Thursday, December 31, 1897
Oldest Town in the State
Lewisburg is the oldest town in the State, and from its many dark blue limestone buildings, it looks as if it might defy many more centuries of time. It is the same today as it was before the war, and it looks as if it may be the same henceforth and forever. It has the same sleepy atmosphere, the same lack of bustle and animation, the same set of hotel loungers who smoke and recount deeds of former times, the same shambling old negro men with their cabins, cabbage patches, and pig stys, so familiar to the residents farther south. It was founded by William Lewis, one of the famous Lewis family, and the first fort was called Fort Donnelly.

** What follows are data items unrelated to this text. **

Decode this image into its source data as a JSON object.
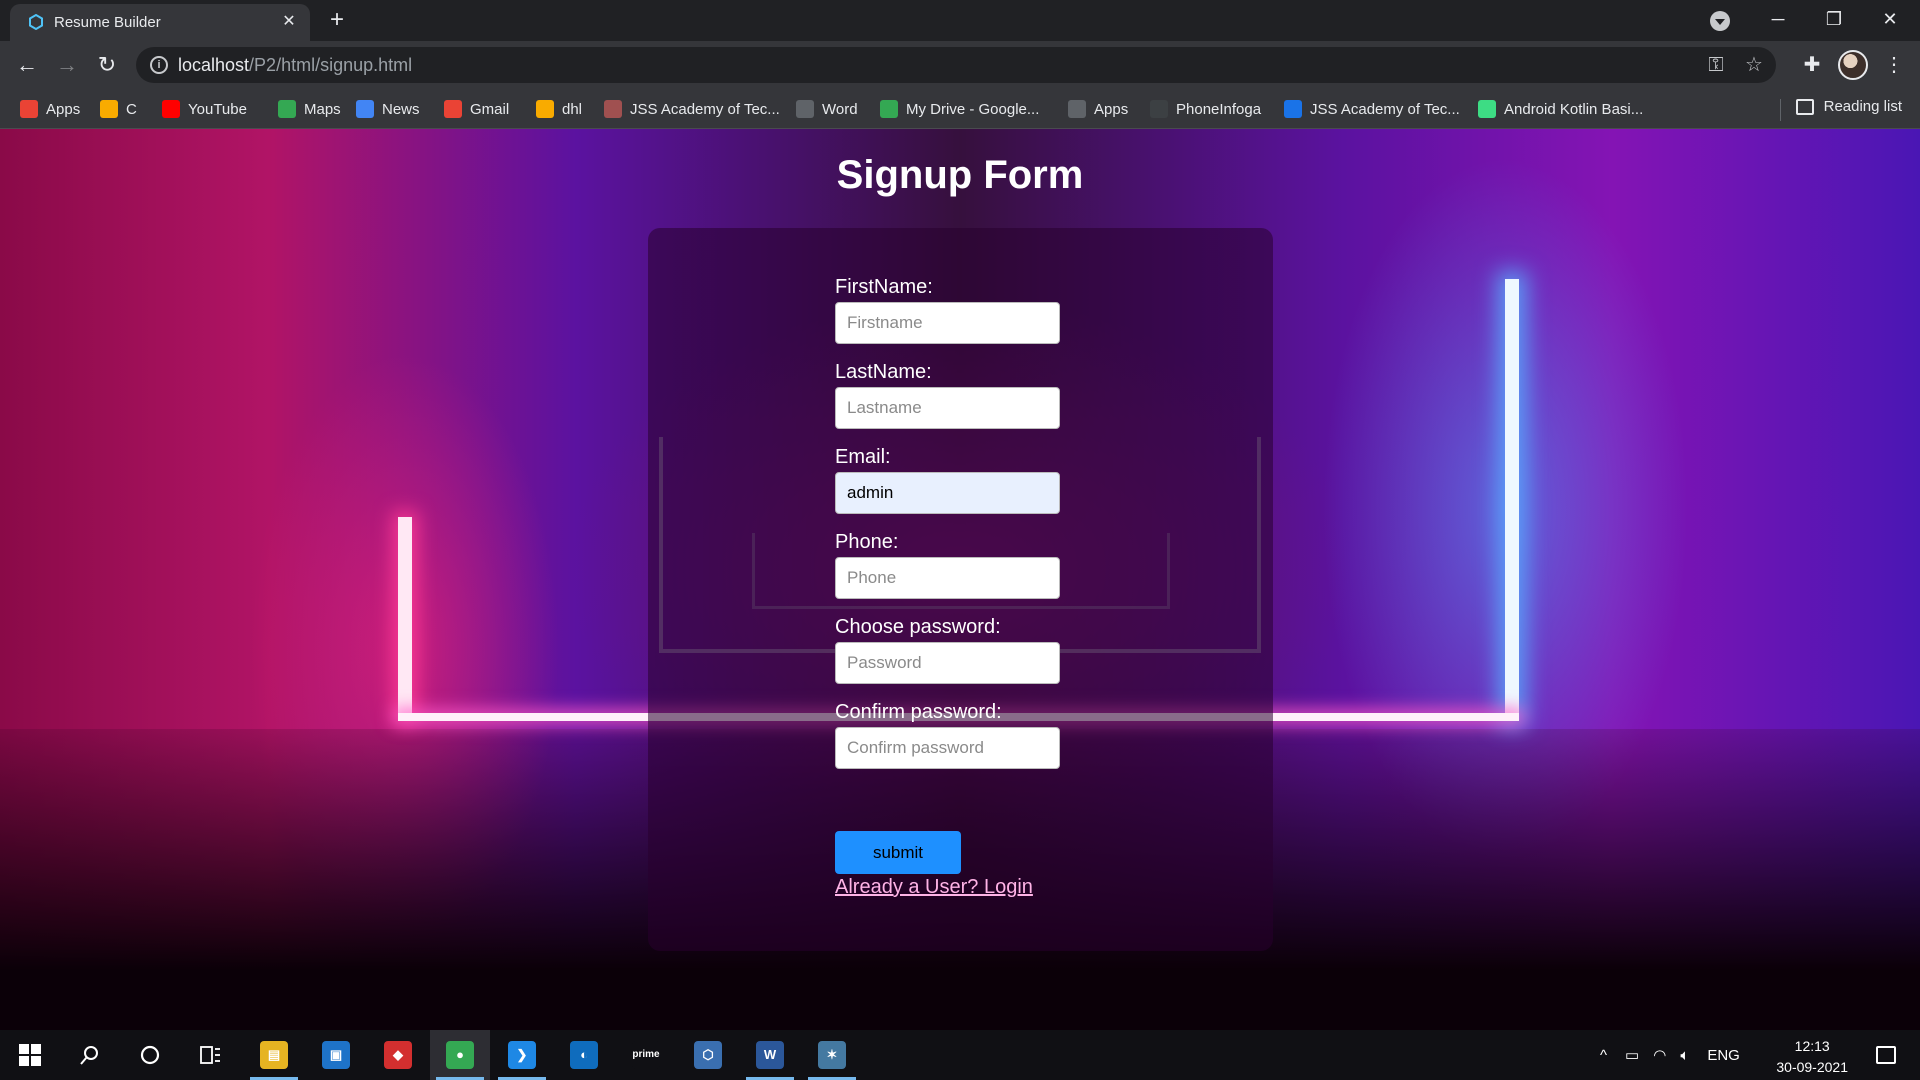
{
  "browser": {
    "tab_title": "Resume Builder",
    "url_host": "localhost",
    "url_path": "/P2/html/signup.html",
    "bookmarks": [
      {
        "label": "Apps",
        "icon": "apps-grid-icon",
        "color": "#ea4335"
      },
      {
        "label": "C",
        "icon": "c-bookmark-icon",
        "color": "#f9ab00"
      },
      {
        "label": "YouTube",
        "icon": "youtube-icon",
        "color": "#ff0000"
      },
      {
        "label": "Maps",
        "icon": "maps-pin-icon",
        "color": "#34a853"
      },
      {
        "label": "News",
        "icon": "news-icon",
        "color": "#4285f4"
      },
      {
        "label": "Gmail",
        "icon": "gmail-icon",
        "color": "#ea4335"
      },
      {
        "label": "dhl",
        "icon": "dhl-icon",
        "color": "#f9ab00"
      },
      {
        "label": "JSS Academy of Tec...",
        "icon": "jss-logo-icon",
        "color": "#a05050"
      },
      {
        "label": "Word",
        "icon": "globe-icon",
        "color": "#5f6368"
      },
      {
        "label": "My Drive - Google...",
        "icon": "google-drive-icon",
        "color": "#34a853"
      },
      {
        "label": "Apps",
        "icon": "apps-grid-icon",
        "color": "#5f6368"
      },
      {
        "label": "PhoneInfoga",
        "icon": "phoneinfoga-icon",
        "color": "#3c4043"
      },
      {
        "label": "JSS Academy of Tec...",
        "icon": "s-logo-icon",
        "color": "#1a73e8"
      },
      {
        "label": "Android Kotlin Basi...",
        "icon": "android-icon",
        "color": "#3ddc84"
      }
    ],
    "reading_list": "Reading list"
  },
  "page": {
    "title": "Signup Form",
    "fields": [
      {
        "label": "FirstName:",
        "placeholder": "Firstname",
        "value": ""
      },
      {
        "label": "LastName:",
        "placeholder": "Lastname",
        "value": ""
      },
      {
        "label": "Email:",
        "placeholder": "",
        "value": "admin"
      },
      {
        "label": "Phone:",
        "placeholder": "Phone",
        "value": ""
      },
      {
        "label": "Choose password:",
        "placeholder": "Password",
        "value": ""
      },
      {
        "label": "Confirm password:",
        "placeholder": "Confirm password",
        "value": ""
      }
    ],
    "submit_label": "submit",
    "login_link": "Already a User? Login",
    "accent_color": "#1e90ff"
  },
  "taskbar": {
    "apps": [
      {
        "name": "file-explorer-icon",
        "glyph": "▤",
        "color": "#e6b422"
      },
      {
        "name": "store-icon",
        "glyph": "▣",
        "color": "#1e73c8"
      },
      {
        "name": "anydesk-icon",
        "glyph": "◆",
        "color": "#d32f2f"
      },
      {
        "name": "chrome-icon",
        "glyph": "●",
        "color": "#34a853"
      },
      {
        "name": "vscode-icon",
        "glyph": "❯",
        "color": "#1e88e5"
      },
      {
        "name": "edge-icon",
        "glyph": "◐",
        "color": "#0f6cbd"
      },
      {
        "name": "prime-video-icon",
        "glyph": "prime",
        "color": "#101014"
      },
      {
        "name": "virtualbox-icon",
        "glyph": "⬡",
        "color": "#3a6fb0"
      },
      {
        "name": "word-icon",
        "glyph": "W",
        "color": "#2b579a"
      },
      {
        "name": "mysql-workbench-icon",
        "glyph": "✶",
        "color": "#4479a1"
      }
    ],
    "language": "ENG",
    "time": "12:13",
    "date": "30-09-2021"
  }
}
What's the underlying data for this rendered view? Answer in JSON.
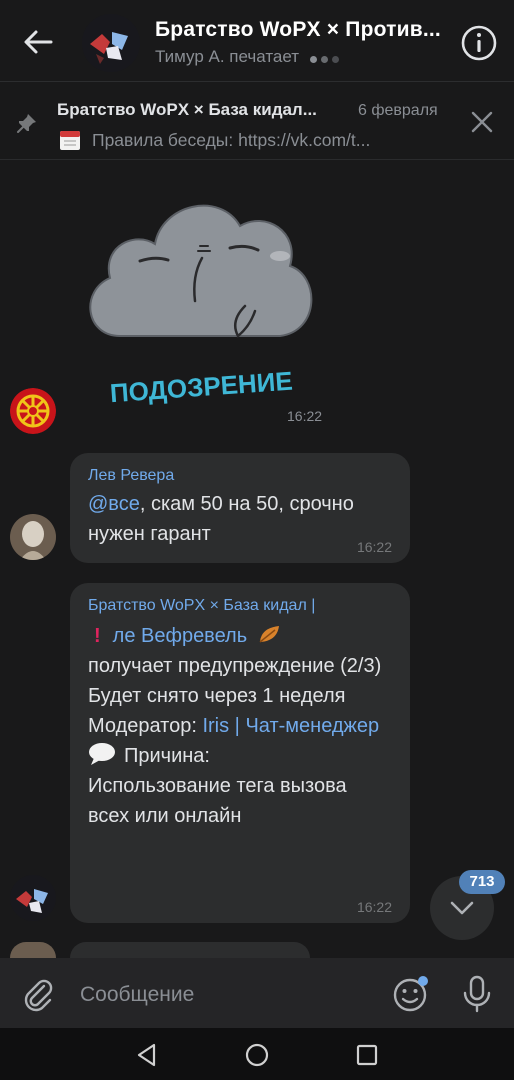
{
  "header": {
    "title": "Братство WoPX × Против...",
    "status": "Тимур А. печатает"
  },
  "pinned": {
    "title": "Братство WoPX × База кидал...",
    "date": "6 февраля",
    "text": "Правила беседы: https://vk.com/t..."
  },
  "messages": [
    {
      "type": "sticker",
      "sticker_caption": "ПОДОЗРЕНИЕ",
      "time": "16:22"
    },
    {
      "sender": "Лев Ревера",
      "mention": "@все",
      "text_rest": ", скам 50 на 50, срочно нужен гарант",
      "time": "16:22"
    },
    {
      "sender": "Братство WoPX × База кидал |",
      "warn_name": "ле Вефревель",
      "line2": "получает предупреждение (2/3)",
      "line3": "Будет снято через 1 неделя",
      "moderator_label": "Модератор:",
      "moderator_link": "Iris | Чат-менеджер",
      "reason_label": "Причина:",
      "reason_text": "Использование тега вызова всех или онлайн",
      "time": "16:22"
    }
  ],
  "scroll": {
    "unread_count": "713"
  },
  "composer": {
    "placeholder": "Сообщение"
  },
  "colors": {
    "background": "#19191a",
    "bubble": "#2c2d2e",
    "accent": "#71aaeb",
    "badge": "#5181b8"
  },
  "icons": [
    "back-arrow-icon",
    "info-icon",
    "pin-icon",
    "calendar-icon",
    "close-icon",
    "chevron-down-icon",
    "paperclip-icon",
    "emoji-icon",
    "microphone-icon",
    "nav-back-icon",
    "nav-home-icon",
    "nav-recents-icon"
  ]
}
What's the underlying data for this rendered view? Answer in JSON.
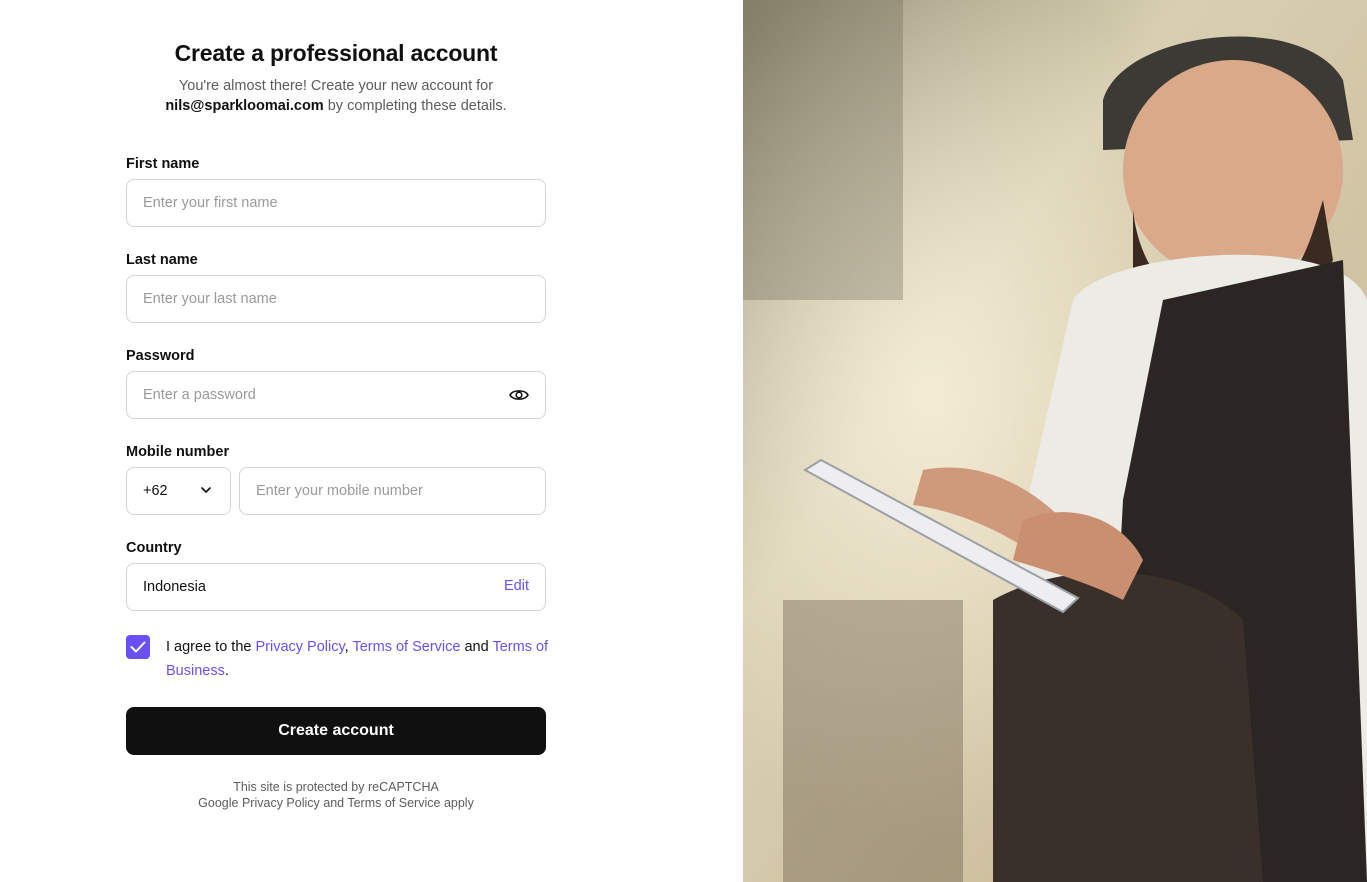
{
  "header": {
    "title": "Create a professional account",
    "subtitle_prefix": "You're almost there! Create your new account for",
    "email": "nils@sparkloomai.com",
    "subtitle_suffix": "by completing these details."
  },
  "form": {
    "first_name": {
      "label": "First name",
      "placeholder": "Enter your first name",
      "value": ""
    },
    "last_name": {
      "label": "Last name",
      "placeholder": "Enter your last name",
      "value": ""
    },
    "password": {
      "label": "Password",
      "placeholder": "Enter a password",
      "value": "",
      "toggle_icon": "eye-icon"
    },
    "mobile": {
      "label": "Mobile number",
      "country_code": "+62",
      "placeholder": "Enter your mobile number",
      "value": ""
    },
    "country": {
      "label": "Country",
      "value": "Indonesia",
      "edit_label": "Edit"
    },
    "agreement": {
      "checked": true,
      "prefix": "I agree to the",
      "privacy_link": "Privacy Policy",
      "comma": ",",
      "terms_link": "Terms of Service",
      "and": "and",
      "business_link": "Terms of Business",
      "period": "."
    },
    "submit_label": "Create account"
  },
  "recaptcha": {
    "line1": "This site is protected by reCAPTCHA",
    "google": "Google",
    "privacy": "Privacy Policy",
    "and": "and",
    "terms": "Terms of Service",
    "apply": "apply"
  },
  "colors": {
    "accent": "#6950f3",
    "button": "#101010",
    "border": "#d3d3d3",
    "placeholder": "#9a9a9a"
  },
  "hero_image": {
    "description_icon": "photo-man-with-tablet"
  }
}
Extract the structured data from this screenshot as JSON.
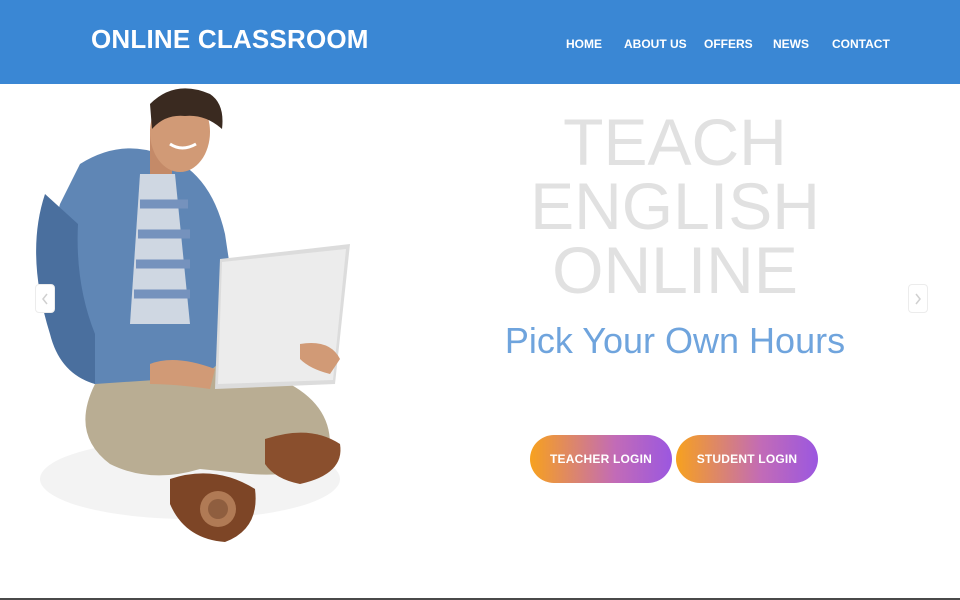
{
  "header": {
    "brand": "ONLINE CLASSROOM",
    "nav": {
      "home": "HOME",
      "about": "ABOUT US",
      "offers": "OFFERS",
      "news": "NEWS",
      "contact": "CONTACT"
    }
  },
  "hero": {
    "headline": [
      "TEACH",
      "ENGLISH",
      "ONLINE"
    ],
    "subheadline": "Pick Your Own Hours",
    "buttons": {
      "teacher": "TEACHER LOGIN",
      "student": "STUDENT LOGIN"
    },
    "carousel": {
      "prev_icon": "chevron-left-icon",
      "next_icon": "chevron-right-icon"
    }
  },
  "colors": {
    "topbar": "#3a87d4",
    "headline": "#e1e1e1",
    "subheadline": "#6fa4dd",
    "button_gradient_start": "#f7a11e",
    "button_gradient_end": "#9b57e0"
  }
}
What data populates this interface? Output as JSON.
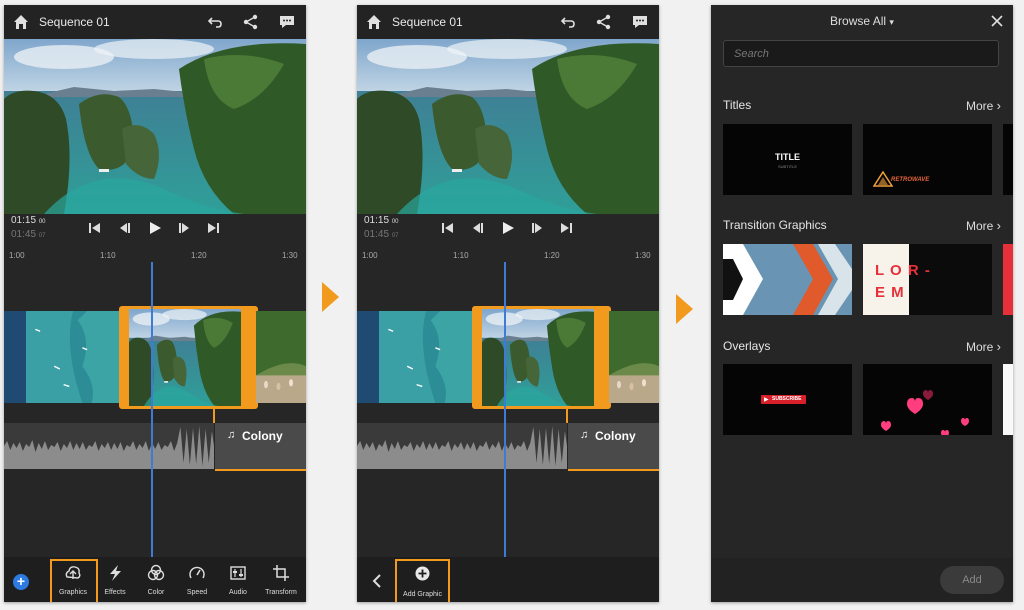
{
  "screen1": {
    "title": "Sequence 01",
    "timecode_current": "01:15",
    "timecode_current_frames": "00",
    "timecode_total": "01:45",
    "timecode_total_frames": "07",
    "ruler_ticks": [
      "1:00",
      "1:10",
      "1:20",
      "1:30"
    ],
    "audio_clip": "Colony",
    "tools": [
      "Graphics",
      "Effects",
      "Color",
      "Speed",
      "Audio",
      "Transform"
    ],
    "highlighted_tool": "Graphics"
  },
  "screen2": {
    "title": "Sequence 01",
    "timecode_current": "01:15",
    "timecode_current_frames": "00",
    "timecode_total": "01:45",
    "timecode_total_frames": "07",
    "ruler_ticks": [
      "1:00",
      "1:10",
      "1:20",
      "1:30"
    ],
    "audio_clip": "Colony",
    "add_graphic_label": "Add Graphic"
  },
  "screen3": {
    "title": "Browse All",
    "search_placeholder": "Search",
    "sections": [
      {
        "title": "Titles",
        "more": "More"
      },
      {
        "title": "Transition Graphics",
        "more": "More"
      },
      {
        "title": "Overlays",
        "more": "More"
      }
    ],
    "title_thumb_text": "TITLE",
    "title_thumb_sub": "SUBTITLE",
    "retro_thumb_text": "RETROWAVE",
    "lorem_line1": "L O R -",
    "lorem_line2": "E M",
    "subscribe_text": "SUBSCRIBE",
    "add_label": "Add"
  },
  "colors": {
    "accent": "#f29a1e",
    "playhead": "#3d7bd6",
    "panel": "#262626"
  }
}
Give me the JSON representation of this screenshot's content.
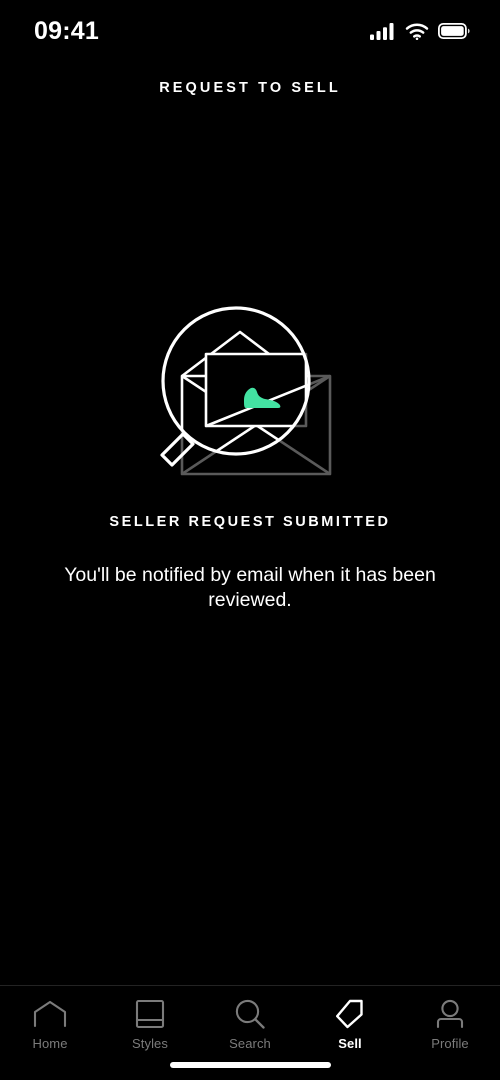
{
  "status_bar": {
    "time": "09:41",
    "icons": [
      "cellular-signal-icon",
      "wifi-icon",
      "battery-icon"
    ],
    "battery_level": 100
  },
  "header": {
    "title": "REQUEST TO SELL"
  },
  "illustration": {
    "name": "magnifier-envelope-sneaker-illustration",
    "parts": [
      "magnifying-glass-icon",
      "open-envelope-icon",
      "sneaker-icon"
    ],
    "sneaker_color": "#43E2A2",
    "line_color_bright": "#ffffff",
    "line_color_dim": "#5a5a5a"
  },
  "message": {
    "title": "SELLER REQUEST SUBMITTED",
    "body": "You'll be notified by email when it has been reviewed."
  },
  "tab_bar": {
    "active_color": "#ffffff",
    "inactive_color": "#7b7b7b",
    "items": [
      {
        "label": "Home",
        "icon": "home-icon",
        "active": false
      },
      {
        "label": "Styles",
        "icon": "styles-icon",
        "active": false
      },
      {
        "label": "Search",
        "icon": "search-icon",
        "active": false
      },
      {
        "label": "Sell",
        "icon": "tag-icon",
        "active": true
      },
      {
        "label": "Profile",
        "icon": "profile-icon",
        "active": false
      }
    ]
  },
  "home_indicator": {
    "label": "home-indicator"
  }
}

It was from here that General Andrew Lewis, and his brother Colonel Charles Lewis, marched overland to the mouth of the Kanawha River with the army of Virginia, cutting down Chief Cornstalk and scattering his braves. It was only a few miles from here that the famous “Greenbrier Massacre” occurred. It was here that one of the hottest little fights of the war occurred, and not far away the Battle of Droop Mountain took place. It is here that the finest old church in both states stands – the Old Stone church, built one hundred and one years ago by the Presbyterians, of that never to be destroyed material blue limestone, and today it is as good as if a century of time had not whirled off its cycles over its old stone tower.
In God’s half acre which lies back of this grand old kirk, lie buried the remains of many a famous man – men famous in war and famous in peace; famous as soldiers of 1776 and soldiers of the late war; famous as statesmen, preachers and citizens.
THE Odd Fellows gave an oyster supper Wednesday night to the members of the lodge and their wives.
THE parties engaged in the elopement affair a few weeks ago, have all become reconciled and things are in status quo.
XMAS has come and gone; everything has passed off quietly. Very cold and snowy at present.
THERE has been quite a change in the atmosphere in the last few days. Friday morning, the coldest of the season, the mercury registering 4 degrees below zero.
MARRIED: Near Lee Bell, Tuesday, December 21, by Rev. F. J. Brooke, Mr. Napoleon Bonaparte Hutton and Miss May Crouch, daughter of Abraham Crouch, Esq.
THE evidence of a very sad accident was to be noticed in the Greenbrier Bridge last Monday morning. The remains of a broken jug and a strong smell of the “oil of joy” denoted that somebody had let a gallon jug slip and, falling on the side rail of the wagon track, it had burst into a dozen pieces and the liquor had stained the roadbed all around.
The Friel relationship trace their ancestry to one Daniel O’Friel, a native of Ireland, who probably came to Augusta county with the Lewises. He settled on Middle River between Church-ville and Staunton.
His children were James, William, Jeremiah and Anna O’Friel…
Daniel seems to have been a man of considerable means. He sold his property for Continental money, with a view to settling in Kentucky. The money being repudiated, he was unable to carry out his plans.
Upon Jacob Warwick’s invitation, Jeremiah O’Friel came to Clover Lick. Mr. Warwick gave him land on Carrich Ridge, now owned by John R. Poage. This land was exchanged with Sampson Mathews, senior, for lands on Greenbrier now occupied in part by his descendants, near the mouth of Thorny Creek.
Jeremiah Friel’s wife was Anna Brown, daughter of Joseph Brown, who was living at the time of his daughter’s marriage on the Greenbrier, east side, about opposite the mouth of Clover Creek. Their first home was on Carrich Ridge, then afterwards they lived on the river. Their children were Joseph, Daniel, Josiah, John, Catherine, Hannah, Ellen, Mary and Jennie…
It may be interesting to say about Jeremiah Friel that he stands on the old list as the first subscriber to The Pocahontas Times, and he claims to have owned and used the first kerosene lamp in Pocahontas County in 1865…
Several years before his death, Daniel O’Friel was riding through the woods one dark night. The horse passed under a tree with wide-spreading limbs and Mr. O’Friel was so severely injured in his spine that he was virtually helpless the remainder of his life. He died in 1819, sincerely lamented by his relative, neighbors and friends.